The workflow hinges on preparing a GEMM problem list in JSON, building CUTLASS with nvMatmulHeuristics enabled, and then running the generated profiles. The key explicit steps shown in the source are the following build-time flags that drive the heuristic workflow:

cmake .. \
-DCUTLASS_LIBRARY_HEURISTICS_PROBLEMS_FILE= \
-DCUTLASS_LIBRARY_HEURISTICS_CONFIGS_PER_PROBLEM=N

After configuring with these options, a standard build will emit a CSV test list during the build process. You can then use the produced CSV to drive auto-tuning through a profiling tool (cutlass_profiler) that can consume the CSV and execute the configurations. For consistent profiling results, run with locked clocks. Notes:

Build CUTLASS as you normally would, but with the two CUTLASS_LIBRARY_HEURISTICS flags shown above.
The exact problem JSON format is not specified here; the workflow refers to a list of GEMM problems expressed in JSON.

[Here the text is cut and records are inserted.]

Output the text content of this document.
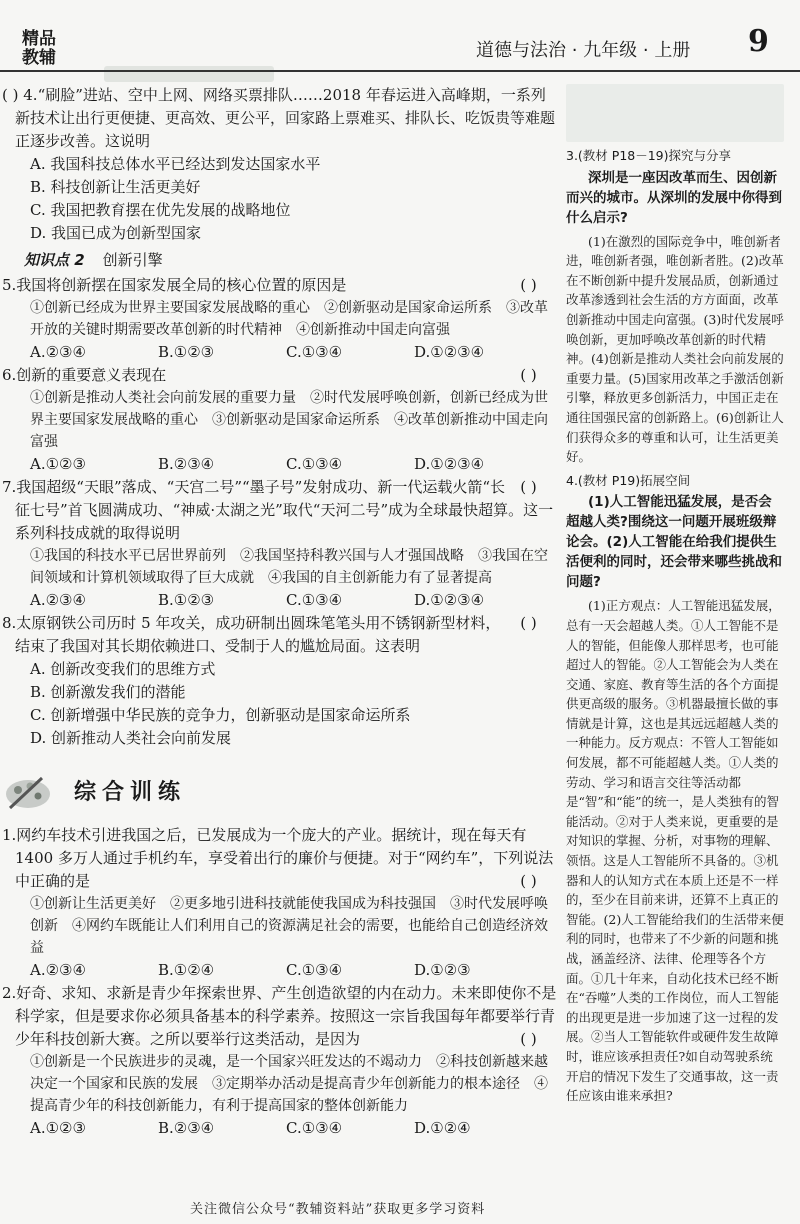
精品
教辅	道德与法治 · 九年级 · 上册 9

( ) 4.“刷脸”进站、空中上网、网络买票排队……2018 年春运进入高峰期，一系列新技术让出行更便捷、更高效、更公平，回家路上票难买、排队长、吃饭贵等难题正逐步改善。这说明

A. 我国科技总体水平已经达到发达国家水平
B. 科技创新让生活更美好
C. 我国把教育摆在优先发展的战略地位
D. 我国已成为创新型国家
知识点 2 创新引擎

5.我国将创新摆在国家发展全局的核心位置的原因是	( )

①创新已经成为世界主要国家发展战略的重心　②创新驱动是国家命运所系　③改革开放的关键时期需要改革创新的时代精神　④创新推动中国走向富强
A.②③④	B.①②③	C.①③④	D.①②③④

6.创新的重要意义表现在	( )

①创新是推动人类社会向前发展的重要力量　②时代发展呼唤创新，创新已经成为世界主要国家发展战略的重心　③创新驱动是国家命运所系　④改革创新推动中国走向富强
A.①②③	B.②③④	C.①③④	D.①②③④

( )
7.我国超级“天眼”落成、“天宫二号”“墨子号”发射成功、新一代运载火箭“长征七号”首飞圆满成功、“神威·太湖之光”取代“天河二号”成为全球最快超算。这一系列科技成就的取得说明

①我国的科技水平已居世界前列　②我国坚持科教兴国与人才强国战略　③我国在空间领域和计算机领域取得了巨大成就　④我国的自主创新能力有了显著提高
A.②③④	B.①②③	C.①③④	D.①②③④

( )
8.太原钢铁公司历时 5 年攻关，成功研制出圆珠笔笔头用不锈钢新型材料，结束了我国对其长期依赖进口、受制于人的尴尬局面。这表明

A. 创新改变我们的思维方式
B. 创新激发我们的潜能
C. 创新增强中华民族的竞争力，创新驱动是国家命运所系
D. 创新推动人类社会向前发展
综合训练

1.网约车技术引进我国之后，已发展成为一个庞大的产业。据统计，现在每天有 1400 多万人通过手机约车，享受着出行的廉价与便捷。对于“网约车”，下列说法中正确的是	( )

①创新让生活更美好　②更多地引进科技就能使我国成为科技强国　③时代发展呼唤创新　④网约车既能让人们利用自己的资源满足社会的需要，也能给自己创造经济效益
A.②③④	B.①②④	C.①③④	D.①②③

2.好奇、求知、求新是青少年探索世界、产生创造欲望的内在动力。未来即使你不是科学家，但是要求你必须具备基本的科学素养。按照这一宗旨我国每年都要举行青少年科技创新大赛。之所以要举行这类活动，是因为	( )

①创新是一个民族进步的灵魂，是一个国家兴旺发达的不竭动力　②科技创新越来越决定一个国家和民族的发展　③定期举办活动是提高青少年创新能力的根本途径　④提高青少年的科技创新能力，有利于提高国家的整体创新能力
A.①②③	B.②③④	C.①③④	D.①②④
3.(教材 P18－19)探究与分享
深圳是一座因改革而生、因创新而兴的城市。从深圳的发展中你得到什么启示?

(1)在激烈的国际竞争中，唯创新者进，唯创新者强，唯创新者胜。(2)改革在不断创新中提升发展品质，创新通过改革渗透到社会生活的方方面面，改革创新推动中国走向富强。(3)时代发展呼唤创新，更加呼唤改革创新的时代精神。(4)创新是推动人类社会向前发展的重要力量。(5)国家用改革之手激活创新引擎，释放更多创新活力，中国正走在通往国强民富的创新路上。(6)创新让人们获得众多的尊重和认可，让生活更美好。

4.(教材 P19)拓展空间
(1)人工智能迅猛发展，是否会超越人类?围绕这一问题开展班级辩论会。(2)人工智能在给我们提供生活便利的同时，还会带来哪些挑战和问题?

(1)正方观点：人工智能迅猛发展，总有一天会超越人类。①人工智能不是人的智能，但能像人那样思考，也可能超过人的智能。②人工智能会为人类在交通、家庭、教育等生活的各个方面提供更高级的服务。③机器最擅长做的事情就是计算，这也是其远远超越人类的一种能力。反方观点：不管人工智能如何发展，都不可能超越人类。①人类的劳动、学习和语言交往等活动都是“智”和“能”的统一，是人类独有的智能活动。②对于人类来说，更重要的是对知识的掌握、分析，对事物的理解、领悟。这是人工智能所不具备的。③机器和人的认知方式在本质上还是不一样的，至少在目前来讲，还算不上真正的智能。(2)人工智能给我们的生活带来便利的同时，也带来了不少新的问题和挑战，涵盖经济、法律、伦理等各个方面。①几十年来，自动化技术已经不断在“吞噬”人类的工作岗位，而人工智能的出现更是进一步加速了这一过程的发展。②当人工智能软件或硬件发生故障时，谁应该承担责任?如自动驾驶系统开启的情况下发生了交通事故，这一责任应该由谁来承担?

关注微信公众号“教辅资料站”获取更多学习资料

Quick start (minimal runnable example)

Prepare a GEMM problem list in JSON (the example in the source mentions a single FP16 GEMM with A transposed (tnn) or not, B in column-major, and C/D layouts).
Build CUTLASS with heuristics enabled using the commands shown in the previous section.
The build system will emit a CSV test list describing the emitted configurations for each GEMM problem.
Run the profiling flow with cutlass_profiler on the generated CSV to execute the candidate kernels. For consistent results, use locked clocks during profiling.
Compare performance against an exhaustive baseline if you have one; in published cases, 16 candidate configurations reached 96% of peak performance with a fraction of the tuning time, and more candidates approached the exhaustive baseline while keeping significant time savings.

Pros and cons

Pros
Huge reductions in build+tuning time vs exhaustive search
Near-peak performance with a small candidate set
Better experience for JIT and on-device/deployed pipelines
Static cluster-size options can improve compile-time predictability and performance
Cons
Requires format and integration of a GEMM problem list in JSON
Early-access feature; availability and APIs may evolve
Still dependent on hardware capabilities and problem characterization accuracy

Alternatives (brief comparisons)

Exhaustive search: guarantees finding the best kernel but at very high cost in time and resources (examples show >700 minutes in some workloads).
Heuristic-based with static cluster sizes (precompiled): can achieve strong performance but relies on compile-time choices and may reduce runtime flexibility.
Dynamic/Blackwell-style precompiled kernels: commonly used in CUTLASS; allow run-time adaptation but may incur runtime tuning penalties; nvMatmulHeuristics aims to shift more work to static/compile-time decisions.

Pricing or License

nvMatmulHeuristics is described as a core part of cuBLAS heuristics and is available in early access for general use, with integration into CUTLASS. No pricing information is provided in the source.